The measure would impose tougher requirements on U.S. taxpayers using offshore secrecy jurisdictions, give the U.S. Treasury the authority to take action against foreign jurisdictions that impede tax enforcement, stiffen penalties against abusers and close offshore trust loopholes, according to a summary of the bill released by Michigan Democrat Carl M. Levin.
The legislation would require hedge funds to establish programs to combat money laundering and better track offshore investors, under guidance from the Treasury Department. The measure would also prohibit the U.S. Patent and Trademark Office from issuing patents for accounting strategies intended to "minimize, avoid, defer, or otherwise affect liability for federal, state, local, or foreign tax."
"We cannot tolerate tax cheats offloading their unpaid taxes onto the backs of honest taxpayers," Levin said in a joint statement with co-sponsors Norm Coleman (R-Minn.) and Barack Obama (D-Ill.). "Offshore tax havens have declared economic war on honest taxpayers by helping tax cheats hide income and assets that should be taxed in the same way as other Americans."
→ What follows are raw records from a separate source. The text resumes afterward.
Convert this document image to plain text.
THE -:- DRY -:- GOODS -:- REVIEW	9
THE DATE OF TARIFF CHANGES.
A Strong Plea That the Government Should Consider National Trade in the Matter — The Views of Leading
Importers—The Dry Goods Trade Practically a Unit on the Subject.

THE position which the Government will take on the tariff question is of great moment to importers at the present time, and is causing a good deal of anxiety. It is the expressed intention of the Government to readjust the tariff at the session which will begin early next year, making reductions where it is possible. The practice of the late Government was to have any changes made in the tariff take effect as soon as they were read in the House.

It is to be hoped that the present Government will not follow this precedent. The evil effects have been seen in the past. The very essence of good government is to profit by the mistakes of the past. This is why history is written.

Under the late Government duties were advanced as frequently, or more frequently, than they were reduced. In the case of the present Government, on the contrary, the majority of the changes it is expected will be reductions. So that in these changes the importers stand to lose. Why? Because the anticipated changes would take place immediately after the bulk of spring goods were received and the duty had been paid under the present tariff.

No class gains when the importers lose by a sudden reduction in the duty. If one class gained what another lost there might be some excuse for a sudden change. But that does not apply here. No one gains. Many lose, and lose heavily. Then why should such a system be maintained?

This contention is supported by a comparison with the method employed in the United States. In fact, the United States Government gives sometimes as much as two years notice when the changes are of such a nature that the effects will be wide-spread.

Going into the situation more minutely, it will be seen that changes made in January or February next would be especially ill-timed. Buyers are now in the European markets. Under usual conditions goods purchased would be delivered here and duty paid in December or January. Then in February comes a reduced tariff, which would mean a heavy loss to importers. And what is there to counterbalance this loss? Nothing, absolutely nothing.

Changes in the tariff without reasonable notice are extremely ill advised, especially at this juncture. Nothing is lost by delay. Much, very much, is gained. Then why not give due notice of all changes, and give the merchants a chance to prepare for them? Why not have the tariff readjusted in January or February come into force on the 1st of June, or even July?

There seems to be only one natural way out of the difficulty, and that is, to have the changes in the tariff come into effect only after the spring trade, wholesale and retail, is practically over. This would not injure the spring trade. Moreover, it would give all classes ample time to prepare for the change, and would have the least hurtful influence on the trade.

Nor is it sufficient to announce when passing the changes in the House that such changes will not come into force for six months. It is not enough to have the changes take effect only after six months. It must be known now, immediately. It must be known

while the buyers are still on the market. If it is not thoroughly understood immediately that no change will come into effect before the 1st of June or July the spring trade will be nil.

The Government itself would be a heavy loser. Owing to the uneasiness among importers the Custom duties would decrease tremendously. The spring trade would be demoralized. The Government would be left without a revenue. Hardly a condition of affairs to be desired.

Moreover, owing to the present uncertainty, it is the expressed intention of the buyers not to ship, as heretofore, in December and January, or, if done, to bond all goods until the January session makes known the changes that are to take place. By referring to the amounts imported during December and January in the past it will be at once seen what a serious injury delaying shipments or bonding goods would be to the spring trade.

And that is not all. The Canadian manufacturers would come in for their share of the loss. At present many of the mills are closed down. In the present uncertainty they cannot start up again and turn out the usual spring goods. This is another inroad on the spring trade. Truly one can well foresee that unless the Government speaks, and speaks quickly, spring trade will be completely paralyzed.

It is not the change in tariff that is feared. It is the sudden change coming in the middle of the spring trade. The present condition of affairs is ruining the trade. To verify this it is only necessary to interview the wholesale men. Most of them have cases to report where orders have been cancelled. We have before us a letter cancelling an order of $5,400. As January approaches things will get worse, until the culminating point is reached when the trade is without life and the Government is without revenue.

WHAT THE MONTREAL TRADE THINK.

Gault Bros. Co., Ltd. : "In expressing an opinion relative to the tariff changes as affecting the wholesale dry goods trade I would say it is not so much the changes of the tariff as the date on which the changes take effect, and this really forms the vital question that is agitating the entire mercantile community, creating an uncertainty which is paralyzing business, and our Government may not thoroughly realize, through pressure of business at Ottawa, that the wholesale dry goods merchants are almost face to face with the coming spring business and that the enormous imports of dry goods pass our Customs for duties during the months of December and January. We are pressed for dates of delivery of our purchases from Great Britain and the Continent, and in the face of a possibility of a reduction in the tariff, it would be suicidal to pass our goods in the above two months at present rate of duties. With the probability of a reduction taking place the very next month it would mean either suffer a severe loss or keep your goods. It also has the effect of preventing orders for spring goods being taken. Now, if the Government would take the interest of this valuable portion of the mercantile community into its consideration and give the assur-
The Treasury Department and top lawmakers in both houses of Congress have made a priority this year reducing the so-called tax gap, the difference between what individuals and companies owe and what they pay. The IRS said a study of 2001 tax returns shows the tax gap is about $345 billion a year, only $55 billion of which is recovered.
The legislation is a "strengthened" version of a measure introduced in 2005 by the senators, Levin said, and is the product of a four-year probe by the Senate permanent subcommittee on investigations.